Pillar A — Detection
The Psychology-Statistic Lens: Understanding the “Why” Behind the Fraud
Most forensic approaches ask “Is this data real?” We start with a
different question: “Why would someone fabricate this?” By combining
behavioral psychology with statistical forensics, we create a dual-layer detection system
that is both mathematically rigorous and psychologically informed.
Human beings are poor random number generators. When researchers fabricate data, their
cognitive biases leave statistical fingerprints — patterns of “too-clean”
results, terminal digit preferences, and distributions that lack the natural noise of
authentic measurement. Our approach detects these signatures using:
- GRIM Testing — Verifying whether reported means are mathematically possible given stated sample sizes
- SPRITE Reconstruction — Reverse-engineering plausible raw datasets from reported summary statistics
- P-Curve Analysis — Evaluating whether a body of work shows the distribution of p-values expected from genuine effects versus selective reporting
- Benford’s Law Application — Identifying unnatural digit distributions in large quantitative datasets
- Behavioral Pattern Analysis — Assessing “motivational context” — career pressure, grant cycles, and promotion timelines that correlate with anomalous output
Pillar B — Mapping
Bibliometric Network Analysis: Exposing Hidden Structures
Individual fraud is a symptom. Systemic manipulation is the disease. Pillar B uses
scientometric and bibliometric tools to map the networks, cartels, and mill operations
that operate beneath the surface of legitimate scholarly publishing.
Citation cartels — closed networks of editors, authors, or journals that artificially
inflate each other’s metrics — are invisible to traditional analysis. They only
become visible when you map the relational structure of citations across time and geography.
Paper mills are similarly hidden until you analyze co-authorship patterns, submission velocities,
and template reuse at scale.
- Co-Citation Clustering — Identifying journals and authors that cite each other at statistically improbable rates
- Reciprocity Ratio Analysis — Measuring bilateral citation exchange to flag coordinated inflation
- Authorship Network Mapping — Detecting “stranger clusters” — co-authors with no institutional, geographic, or disciplinary connection
- Submission Velocity Auditing — Flagging authors with publication rates that exceed human research capacity
- Template Fingerprinting — Identifying structural similarities across manuscripts that suggest automated or mill-based production
Pillar C — Accountability
The RI² Index: Research Integrity Risk at the Institutional Level
Individual papers can be retracted. Individual researchers can be investigated. But what
about the institutions that create the conditions for misconduct? The RI² (Research
Integrity Risk Index), inspired by the frameworks proposed by Meho and Ioannidis, shifts
the lens from individual actors to institutional environments.
The RI² evaluates institutions across three core risk metrics:
- D-Rate (Delisted Journal Exposure) — What percentage of an institution’s total publications appear in journals that have been delisted from Scopus or Web of Science for quality concerns? A high D-Rate suggests systemic tolerance for low-quality publishing channels.

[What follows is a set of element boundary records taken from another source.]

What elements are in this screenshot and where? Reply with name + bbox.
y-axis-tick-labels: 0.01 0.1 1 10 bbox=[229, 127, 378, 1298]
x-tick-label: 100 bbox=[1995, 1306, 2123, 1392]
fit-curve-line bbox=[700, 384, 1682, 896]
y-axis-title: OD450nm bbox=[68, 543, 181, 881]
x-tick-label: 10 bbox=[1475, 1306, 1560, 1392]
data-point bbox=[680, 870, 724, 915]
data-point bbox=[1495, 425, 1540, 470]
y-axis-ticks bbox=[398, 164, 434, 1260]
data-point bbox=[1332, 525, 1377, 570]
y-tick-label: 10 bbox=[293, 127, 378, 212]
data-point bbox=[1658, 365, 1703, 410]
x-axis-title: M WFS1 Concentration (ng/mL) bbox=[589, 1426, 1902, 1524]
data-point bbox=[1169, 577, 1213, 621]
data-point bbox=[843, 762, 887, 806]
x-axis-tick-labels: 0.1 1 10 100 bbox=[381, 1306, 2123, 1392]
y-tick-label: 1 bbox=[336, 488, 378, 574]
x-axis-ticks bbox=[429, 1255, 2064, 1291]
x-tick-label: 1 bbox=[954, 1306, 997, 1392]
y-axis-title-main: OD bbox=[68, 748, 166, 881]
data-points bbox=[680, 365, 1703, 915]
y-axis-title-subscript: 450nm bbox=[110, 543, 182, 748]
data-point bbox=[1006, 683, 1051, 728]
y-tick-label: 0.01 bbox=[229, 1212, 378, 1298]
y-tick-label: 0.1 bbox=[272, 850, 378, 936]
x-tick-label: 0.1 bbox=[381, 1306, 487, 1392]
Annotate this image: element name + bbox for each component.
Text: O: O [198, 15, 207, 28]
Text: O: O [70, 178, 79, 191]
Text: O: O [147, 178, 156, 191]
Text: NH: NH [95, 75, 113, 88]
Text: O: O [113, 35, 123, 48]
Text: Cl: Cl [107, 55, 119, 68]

- R-Rate (Retraction Density) — What is the ratio of retracted papers to total output, normalized by field and institution size? The R-Rate reveals whether retractions are isolated incidents or structural patterns.
- S-Rate (Self-Citation Inflation) — What proportion of an institution’s citation impact is generated internally through self-citation? Elevated S-Rates suggest metric gaming at the organizational level.
Combined, these three metrics produce a composite RI² score that classifies institutions
as Green (low risk),
Amber (moderate risk / monitoring recommended),
or Red (high risk / investigation warranted).